Multi-speaker Text-to-speech Synthesis Using Deep Gaussian Processes
This work addresses multi-speaker speech synthesis for applications like voice assistants, but it is incremental as it adapts existing Bayesian methods to a specific domain.
The paper tackled the problem of multi-speaker speech synthesis by proposing deep Gaussian processes (DGPs) and deep Gaussian process latent variable models (DGPLVMs) to address overfitting issues in deep neural networks (DNNs) with limited data. Results showed that both methods outperformed DNNs in balanced data scenarios, and DGPLVM significantly outperformed DGP in imbalanced data situations.
Multi-speaker speech synthesis is a technique for modeling multiple speakers' voices with a single model. Although many approaches using deep neural networks (DNNs) have been proposed, DNNs are prone to overfitting when the amount of training data is limited. We propose a framework for multi-speaker speech synthesis using deep Gaussian processes (DGPs); a DGP is a deep architecture of Bayesian kernel regressions and thus robust to overfitting.

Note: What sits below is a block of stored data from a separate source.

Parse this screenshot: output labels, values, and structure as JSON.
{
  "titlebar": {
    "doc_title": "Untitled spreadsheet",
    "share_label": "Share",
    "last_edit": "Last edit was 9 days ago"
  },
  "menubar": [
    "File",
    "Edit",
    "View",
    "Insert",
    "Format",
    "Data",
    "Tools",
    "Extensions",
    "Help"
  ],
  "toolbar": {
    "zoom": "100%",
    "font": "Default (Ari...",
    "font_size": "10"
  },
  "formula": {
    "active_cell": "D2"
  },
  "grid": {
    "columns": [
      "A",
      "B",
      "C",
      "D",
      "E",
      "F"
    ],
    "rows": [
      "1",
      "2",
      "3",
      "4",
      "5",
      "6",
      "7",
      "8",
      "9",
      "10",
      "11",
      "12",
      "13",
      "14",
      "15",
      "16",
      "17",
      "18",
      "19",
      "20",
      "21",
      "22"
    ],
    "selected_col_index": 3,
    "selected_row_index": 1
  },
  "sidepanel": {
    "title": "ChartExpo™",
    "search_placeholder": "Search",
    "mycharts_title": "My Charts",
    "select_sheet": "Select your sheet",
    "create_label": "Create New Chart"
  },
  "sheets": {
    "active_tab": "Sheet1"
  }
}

In this framework, speaker information is fed to duration/acoustic models using speaker codes. We also examine the use of deep Gaussian process latent variable models (DGPLVMs). In this approach, the representation of each speaker is learned simultaneously with other model parameters, and therefore the similarity or dissimilarity of speakers is considered efficiently. We experimentally evaluated two situations to investigate the effectiveness of the proposed methods. In one situation, the amount of data from each speaker is balanced (speaker-balanced), and in the other, the data from certain speakers are limited (speaker-imbalanced). Subjective and objective evaluation results showed that both the DGP and DGPLVM synthesize multi-speaker speech more effective than a DNN in the speaker-balanced situation. We also found that the DGPLVM outperforms the DGP significantly in the speaker-imbalanced situation.